Cevap: Kesinlikle. Şüphesiz. Rabaş ile bu konuda ipuçlarını kullanarak bile konuştum. Neden olmasın ki?

Aynı şekilde, bugün de ben gittiğimde olacaklardan bahsedebiliyorum; şimdiki gibi bir grup olmalı. Grubun çekirdeği, bugün bile güvendiğim insanlar. İsimlerini bile söyleyebilirim. Grubu, birlikte doğru bir şekilde yönetebilirler ve hiçbir şekilde orada burada ortaya çıkan diğer görüşlerin etkisinde kalmazlar.

Rabaş gittikten sonra da aynısı oldu. Hemen küstahlar ortaya çıktı. Öğretmenle birlikte köşede sessizce oturuyorlardı ama şimdi herkesin eşit olduğu hissine kapıldılar. Mümkün değil! Eşitlik yok.

Yönetim sisteminin içinde, çekirdekte olmayı beceremeyen, anlamayan ve içsel olarak henüz gelişmemiş insanlar var. Ve içsel hazırlığına göre, benimle olan bağlarına göre önde gidenler var. İçsel disipline sahipler; onlar bu görevi sürdürmeye devam edebilirler. Dolayısıyla bu şekilde organize olacağını düşünüyorum.

Genel Kaos

Soru: Modern dünyada, hızlı yakın ilişkiler çok yaygın, insanlar kelimenin tam anlamıyla herhangi bir önkoşul olmaksızın hızla bir araya gelip sonra ayrılabiliyorlar.

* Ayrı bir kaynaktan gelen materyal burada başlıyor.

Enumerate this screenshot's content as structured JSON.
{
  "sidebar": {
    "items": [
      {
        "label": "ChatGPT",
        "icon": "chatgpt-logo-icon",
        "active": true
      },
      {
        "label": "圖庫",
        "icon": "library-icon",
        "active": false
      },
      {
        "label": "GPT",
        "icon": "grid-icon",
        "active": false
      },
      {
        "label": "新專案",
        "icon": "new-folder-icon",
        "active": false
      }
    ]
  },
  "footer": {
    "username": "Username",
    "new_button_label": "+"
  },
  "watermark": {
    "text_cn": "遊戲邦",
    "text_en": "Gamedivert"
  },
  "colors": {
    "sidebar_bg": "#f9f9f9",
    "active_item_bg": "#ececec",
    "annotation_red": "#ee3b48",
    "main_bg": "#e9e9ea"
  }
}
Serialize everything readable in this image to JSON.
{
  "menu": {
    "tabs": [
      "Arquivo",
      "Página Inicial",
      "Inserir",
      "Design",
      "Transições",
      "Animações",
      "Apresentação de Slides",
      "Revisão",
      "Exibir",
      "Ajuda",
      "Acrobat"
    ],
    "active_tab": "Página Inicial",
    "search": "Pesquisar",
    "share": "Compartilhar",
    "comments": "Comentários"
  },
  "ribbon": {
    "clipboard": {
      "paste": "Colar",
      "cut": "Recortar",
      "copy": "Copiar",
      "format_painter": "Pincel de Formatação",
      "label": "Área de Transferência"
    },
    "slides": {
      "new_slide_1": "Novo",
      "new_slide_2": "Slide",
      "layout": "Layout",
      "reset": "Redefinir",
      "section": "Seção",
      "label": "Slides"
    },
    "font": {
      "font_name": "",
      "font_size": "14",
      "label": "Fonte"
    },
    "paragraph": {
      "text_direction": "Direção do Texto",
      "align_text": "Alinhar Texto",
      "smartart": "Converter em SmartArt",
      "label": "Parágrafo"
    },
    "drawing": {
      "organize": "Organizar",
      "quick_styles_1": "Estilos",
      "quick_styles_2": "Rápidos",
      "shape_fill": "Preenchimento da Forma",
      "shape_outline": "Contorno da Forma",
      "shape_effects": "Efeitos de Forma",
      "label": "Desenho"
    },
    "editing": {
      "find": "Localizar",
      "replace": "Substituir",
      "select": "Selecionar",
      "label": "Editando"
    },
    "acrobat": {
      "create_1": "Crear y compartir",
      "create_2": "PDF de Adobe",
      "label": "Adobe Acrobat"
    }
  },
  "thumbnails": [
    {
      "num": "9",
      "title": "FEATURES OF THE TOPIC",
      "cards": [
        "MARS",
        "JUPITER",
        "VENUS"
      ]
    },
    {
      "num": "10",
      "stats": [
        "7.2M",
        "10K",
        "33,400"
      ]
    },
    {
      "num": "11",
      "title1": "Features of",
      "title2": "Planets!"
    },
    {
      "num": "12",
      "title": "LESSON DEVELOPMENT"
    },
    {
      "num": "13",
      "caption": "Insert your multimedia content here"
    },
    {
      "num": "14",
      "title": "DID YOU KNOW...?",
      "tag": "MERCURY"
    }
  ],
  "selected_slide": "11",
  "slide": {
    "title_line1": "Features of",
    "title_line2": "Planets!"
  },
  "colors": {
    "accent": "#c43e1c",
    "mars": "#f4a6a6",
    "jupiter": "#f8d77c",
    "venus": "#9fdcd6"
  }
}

Onlar ne kazanıyorlar, ne kaybediyorlar?

Cevap: Bu, düşüşümüzün gerekli yoludur. Bu durumda insanların ne kazandığını veya kaybettiğini söyleyemeyiz ve bu ancak düşüşümüzün sonunda netleşeceğinden, bundan hiçbir şey kazanmadığımızı, evliliğe ve aileye karşı tamamen farklı bir tutum paradigmasının gerekli olduğunu, kaybettiğimizi ve bu konuda çok şey kaybettiğimizi göreceğiz.

Ancak böyle bir atmosfer, modern kültürden kaynaklanmaktadır. Edebiyat, müzik, sinema; bak neler yapılıyor! Ve çocuklar bunun üzerinde büyüyorlar, tamamen farklılar. Farklı bir dünya görüşüne sahipler.

Bugün bir anne, 12-13 yaşındaki kızını bir jinekoloğa götürüyor, o da ona doğum kontrol hapı yazıyor ve o kadar. Anne artık kızının başına gelenleri düşünmüyor çünkü başka çare olmadığını biliyor. Ve kızı çekinmeden onunla sorunları hakkında kolayca konuşabilmektedir. Her şeyin yolunda ve normal olduğunu düşünüyor. Yani gençlerin hayata tamamen farklı bir yaklaşımı var, bu farklı bir kültür.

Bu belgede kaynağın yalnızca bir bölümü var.